1. Make the first step tiny and specific

“Work on the report” is vague. “Open the doc and write the first bullet of the intro” is doable. Break the task until the next action is something you can do in under 5 minutes. An AI coach or a simple “what’s the one thing?” prompt can force that clarity.

2. Time-box instead of open-ended work

“I’ll work on this until it’s done” invites drift. “I’ll do one 25-minute Pomodoro on this” gives a clear start and end. Commit to one session; finishing the whole task is a separate goal. Tools that let you assign sessions per task (e.g. “this todo = 2 Pomodoros”) make this concrete.

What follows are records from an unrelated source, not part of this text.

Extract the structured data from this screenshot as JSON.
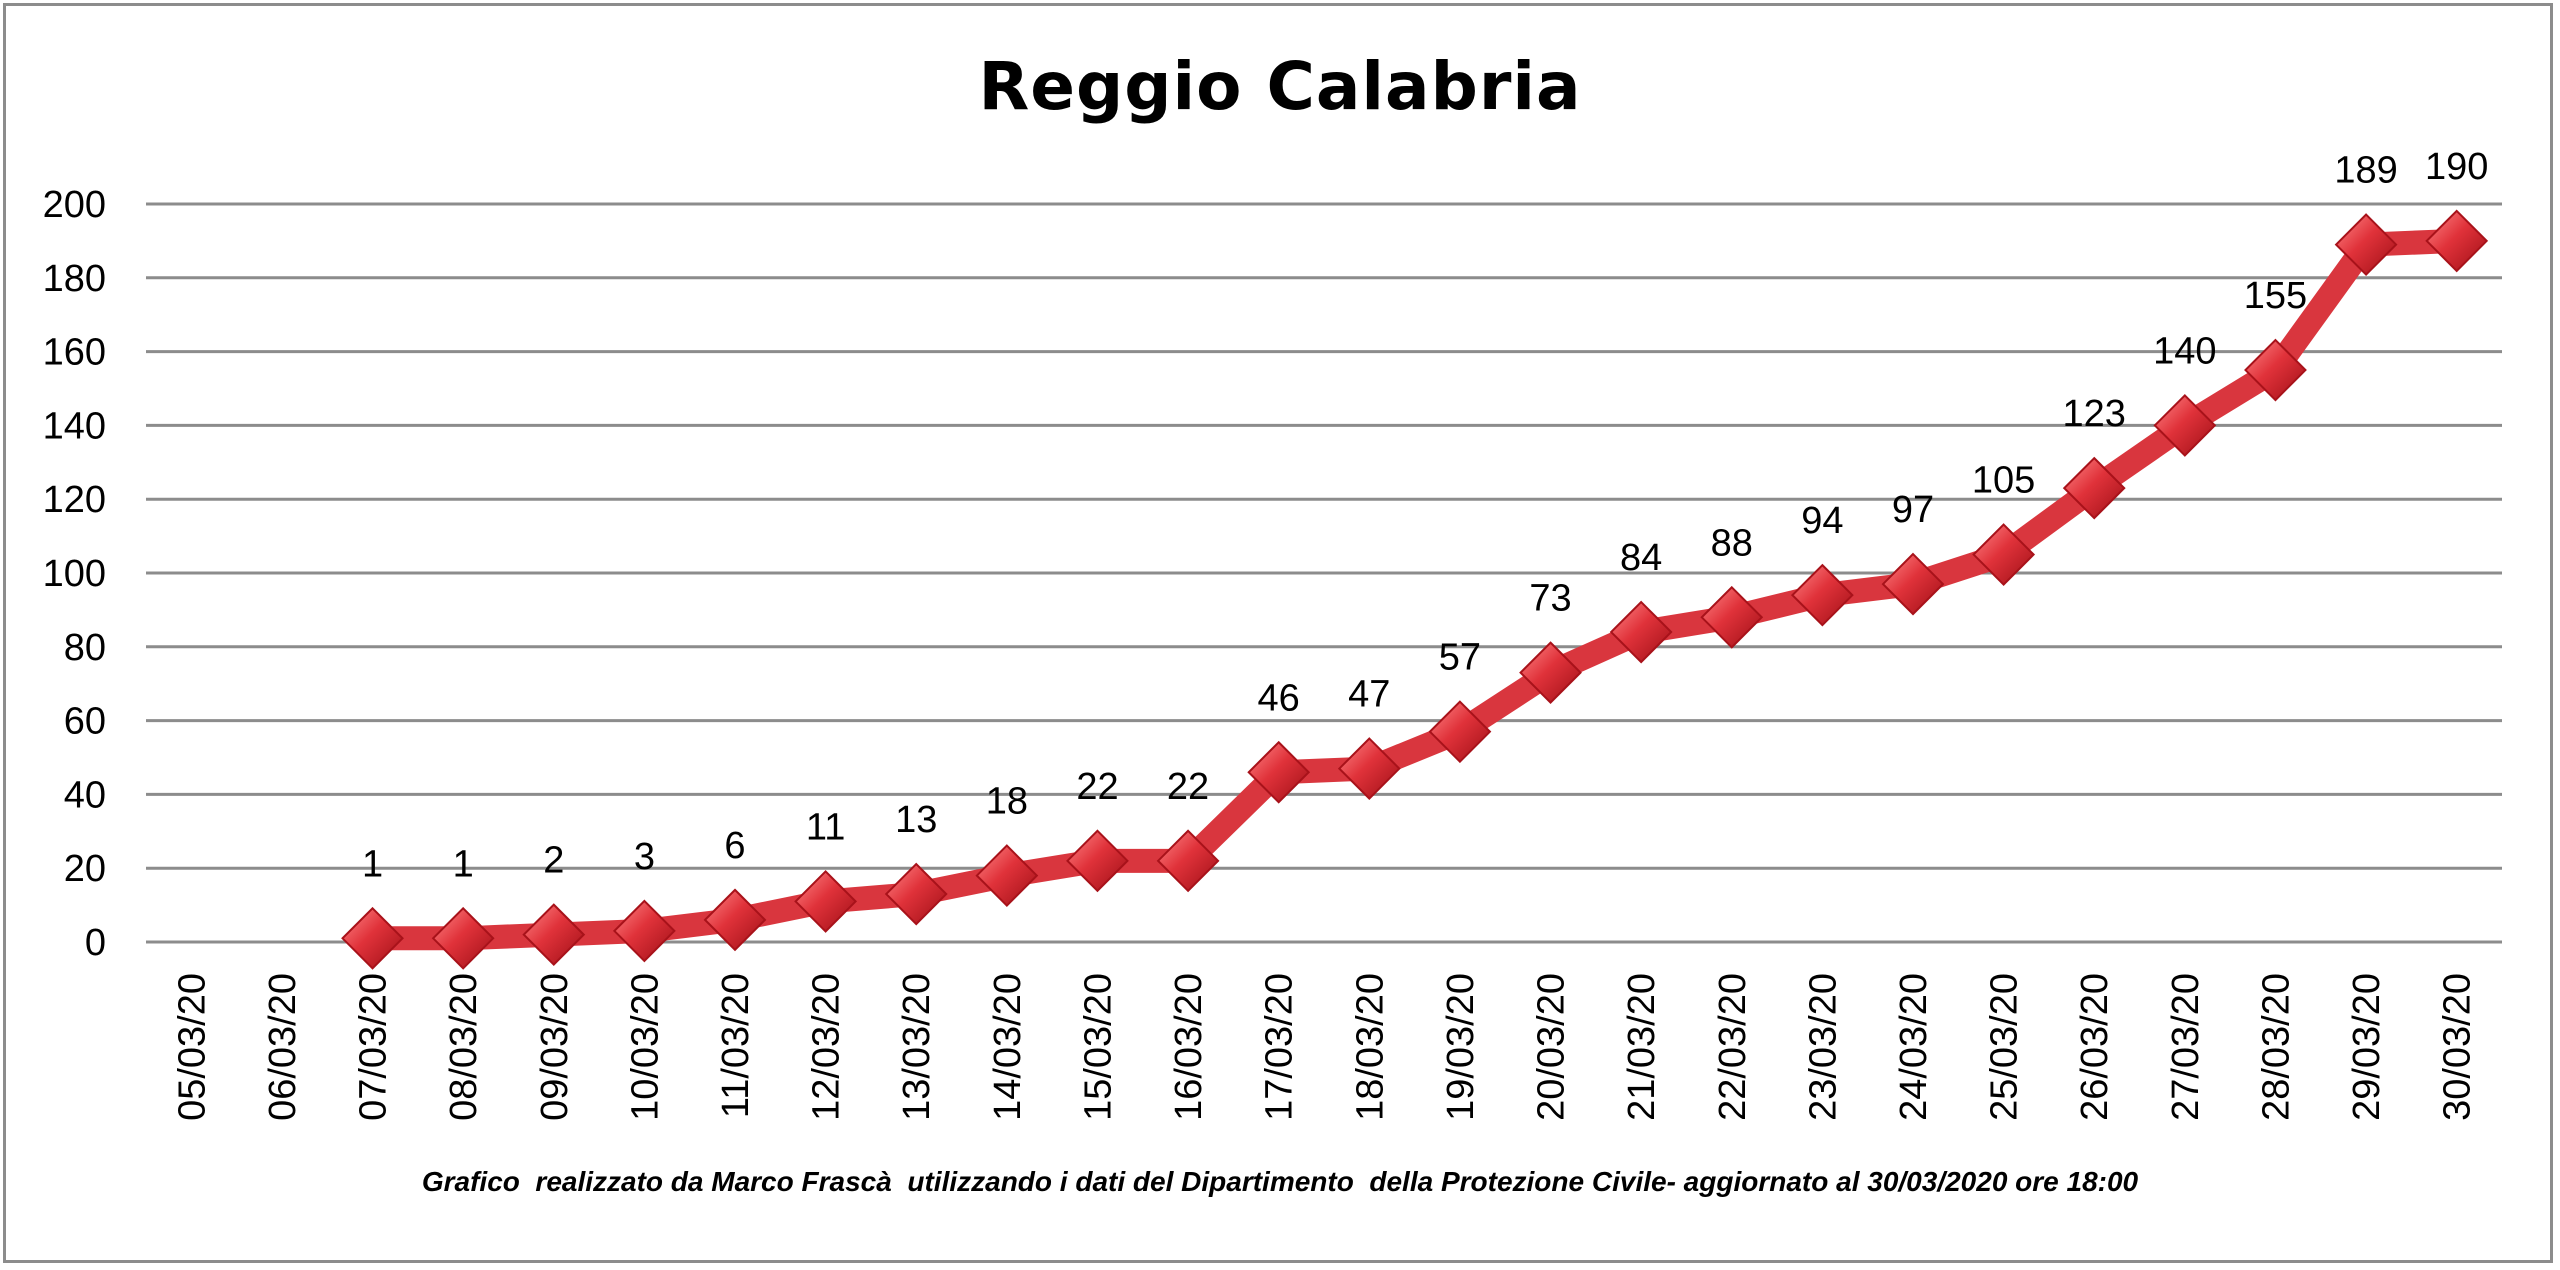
{
  "chart_data": {
    "type": "line",
    "title": "Reggio Calabria",
    "xlabel": "",
    "ylabel": "",
    "ylim": [
      0,
      200
    ],
    "yticks": [
      0,
      20,
      40,
      60,
      80,
      100,
      120,
      140,
      160,
      180,
      200
    ],
    "grid": true,
    "legend": "none",
    "categories": [
      "05/03/20",
      "06/03/20",
      "07/03/20",
      "08/03/20",
      "09/03/20",
      "10/03/20",
      "11/03/20",
      "12/03/20",
      "13/03/20",
      "14/03/20",
      "15/03/20",
      "16/03/20",
      "17/03/20",
      "18/03/20",
      "19/03/20",
      "20/03/20",
      "21/03/20",
      "22/03/20",
      "23/03/20",
      "24/03/20",
      "25/03/20",
      "26/03/20",
      "27/03/20",
      "28/03/20",
      "29/03/20",
      "30/03/20"
    ],
    "series": [
      {
        "values": [
          null,
          null,
          1,
          1,
          2,
          3,
          6,
          11,
          13,
          18,
          22,
          22,
          46,
          47,
          57,
          73,
          84,
          88,
          94,
          97,
          105,
          123,
          140,
          155,
          189,
          190
        ],
        "color": "#d9363e"
      }
    ],
    "data_labels": [
      "",
      "",
      "1",
      "1",
      "2",
      "3",
      "6",
      "11",
      "13",
      "18",
      "22",
      "22",
      "46",
      "47",
      "57",
      "73",
      "84",
      "88",
      "94",
      "97",
      "105",
      "123",
      "140",
      "155",
      "189",
      "190"
    ],
    "annotation": "Grafico  realizzato da Marco Frascà  utilizzando i dati del Dipartimento  della Protezione Civile- aggiornato al 30/03/2020 ore 18:00"
  },
  "colors": {
    "line": "#d9363e",
    "marker": "#e0323a",
    "gridline": "#8c8c8c",
    "frame": "#8c8c8c"
  }
}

3. Reduce friction to start

If opening the app, choosing a task, and starting the timer takes 3 minutes, you’ll delay. The ideal flow: open app → see one suggested or default task → tap “Start” → timer runs. Fewer steps, fewer excuses.

4. Log distractions without guilt

Noticing what pulls you away (phone, email, “quick” search) is data. Log it in one tap instead of judging yourself. Over time you see patterns and can change the environment (e.g. phone in another room for the next session).

Putting this together: get clear on the next tiny step, time-box with a Pomodoro, make starting as easy as one tap, and treat distractions as feedback. That’s how you go from “I’ll do it later” to actually starting.